On May 20, 2021, RNN and iMedia Brands announced an agreement to affiliate most of RNN's television stations (including KFWD) with home shopping network ShopHQ. KFWD began carrying ShopHQ programming on June 28, 2021. RNN's educational/informational programming and Richard French Live continues to air, but in different timeslots than before and retooled from its previous investigative news format.

Beginning in 2024, WRNN's station group switched affiliations again, this time to Shop LC while keeping its primary home shopping format.

==Technical information==
===Subchannels===
The station's signal is multiplexed:

Subchannels of KFWD
| Subchannel | Res.Tooltip Display resolution | Short name | Programming |
| 52.1 | 720p | KFWD HD | Shop LC |
| 52.2 | 480i | QVC365 | QVC 365 |
| 52.3 | SonLife | SonLife |
| 52.4 | Crossin | The Asian Channel |
| 52.5 | JTV | Jewelry TV |
| 52.6 | JTV ESP | Jewelry TV Español |
| 52.7 | KFWD.7 | [Blank] |
| 52.8 | KFWD.8 | Infomercials |
| 52.9 | ShopLC | Simulcast of 52.1 |
| 52.17 | ShopLC2 |

Prior to becoming a MundoFox affiliate, KFWD carried a standard definition simulcast of its main channel on digital subchannel 52.2.
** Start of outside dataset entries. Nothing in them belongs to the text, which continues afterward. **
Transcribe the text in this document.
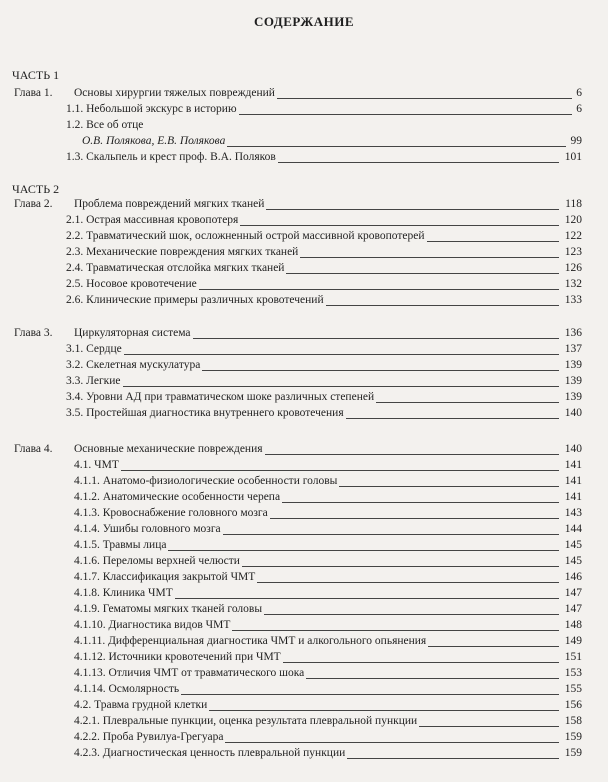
СОДЕРЖАНИЕ
ЧАСТЬ 1
ЧАСТЬ 2
Глава 1. Основы хирургии тяжелых повреждений	6
1.1. Небольшой экскурс в историю	6
1.2. Все об отце
О.В. Полякова, Е.В. Полякова	99
1.3. Скальпель и крест проф. В.А. Поляков	101
Глава 2. Проблема повреждений мягких тканей	118
2.1. Острая массивная кровопотеря	120
2.2. Травматический шок, осложненный острой массивной кровопотерей	122
2.3. Механические повреждения мягких тканей	123
2.4. Травматическая отслойка мягких тканей	126
2.5. Носовое кровотечение	132
2.6. Клинические примеры различных кровотечений	133
Глава 3. Циркуляторная система	136
3.1. Сердце	137
3.2. Скелетная мускулатура	139
3.3. Легкие	139
3.4. Уровни АД при травматическом шоке различных степеней	139
3.5. Простейшая диагностика внутреннего кровотечения	140
Глава 4. Основные механические повреждения	140
4.1. ЧМТ	141
4.1.1. Анатомо-физиологические особенности головы	141
4.1.2. Анатомические особенности черепа	141
4.1.3. Кровоснабжение головного мозга	143
4.1.4. Ушибы головного мозга	144
4.1.5. Травмы лица	145
4.1.6. Переломы верхней челюсти	145
4.1.7. Классификация закрытой ЧМТ	146
4.1.8. Клиника ЧМТ	147
4.1.9. Гематомы мягких тканей головы	147
4.1.10. Диагностика видов ЧМТ	148
4.1.11. Дифференциальная диагностика ЧМТ и алкогольного опьянения	149
4.1.12. Источники кровотечений при ЧМТ	151
4.1.13. Отличия ЧМТ от травматического шока	153
4.1.14. Осмолярность	155
4.2. Травма грудной клетки	156
4.2.1. Плевральные пункции, оценка результата плевральной пункции	158
4.2.2. Проба Рувилуа-Грегуара	159
4.2.3. Диагностическая ценность плевральной пункции	159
===Analog-to-digital conversion===
KFWD began transmitting a digital television signal in standard definition on UHF channel 51 on May 1, 2002, five months after it converted into an independent station. After KFWD shut down its analog signal on June 12, 2009, its digital signal moved to VHF channel 9, formerly WFAA's digital channel spot.